When you enter into a CorePower Yoga studio, you will likely see people in poses that apparently require a contortionist’s body. You may even think, “Oh, well, that looks easy enough given time and practice” and then you proceed to do the poses on your own.
And then it happened! You suddenly feel your muscles stretching far beyond its safe limits or your bones seem to crack like it’s nobody’s business. You have just been initiated into the risks of yoga and these aren’t things that you will put a serene smile on your face.
Fortunately, there are remedies that can be adopted to resolve the issues that come with the risks of yoga. Just remember that when it comes to intense exercise like yoga, safety should always be your primary concern.
Yoga injuries are common, so common in fact that every yoga practitioner has suffered from an injury or two a few times. The common sites for injury are the neck, back and shoulders as well as the knees since these are the joints that bear the brunt of stress. The common injuries include herniated disks, torn muscles and carpal tunnel syndrome, which are as painful as they sound.
Every pose has its risk of bodily injuries, too, depending on the area where the stress is concentrated. The chatarunga, for example, involve an upward push and bent elbows that increase the risk of extensive damage to the elbows, wrist and shoulders.
The best remedy here is to always listen to your body’s cues and signals. You must stop if your body isn’t comfortable in a pose even when your yoga instructor says otherwise. You know your body and its limits better and, as such, you have the right to it.
Keep in mind, too, that you can ask your yoga instructor to modify the pose in a way that will keep it safe while also getting the benefits from it.
After a yoga session, you should be feeling reenergized, if slightly sticky.
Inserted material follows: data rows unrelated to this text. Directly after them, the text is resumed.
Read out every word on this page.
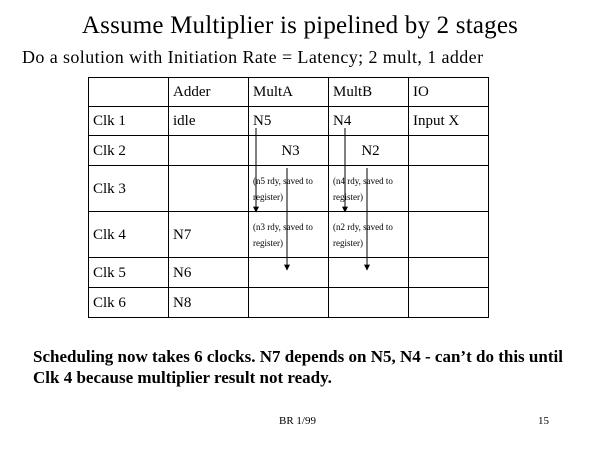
Assume Multiplier is pipelined by 2 stages
Do a solution with Initiation Rate = Latency; 2 mult, 1 adder
	Adder	MultA	MultB	IO
Clk 1	idle	N5	N4	Input X
Clk 2		N3	N2	
Clk 3		(n5 rdy, saved to register)	(n4 rdy, saved to register)	
Clk 4	N7	(n3 rdy, saved to register)	(n2 rdy, saved to register)	
Clk 5	N6			
Clk 6	N8			
Scheduling now takes 6 clocks. N7 depends on N5, N4 - can’t do this until Clk 4 because multiplier result not ready.
BR 1/99	15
But if you feel like you need a nap or you feel fatigued, then you’re not doing yoga the right way! You may be exerting too much effort or too much time into yoga that the benefits are outweighed by the risks.
Heat exhaustion is also a risk during power and hot yoga since the intensity of the exercises and the environment strips the body of its sodium and electrolytes. Symptoms include fatigue, dizziness, nausea and weakness.
The best thing to do about it is to do yoga at a comfortable pace. You may even want to take regular breaks from doing yoga so your body can rest from the physical and mental stress. You can always go back to it when you feel ready.
Ultimately, yoga should be a way of staying healthy in mind and body, not of putting yourself in harm’s way. You should listen to your body, first and foremost, and listen to your yoga instructor’s advice. You will become a better yoga practitioner for it.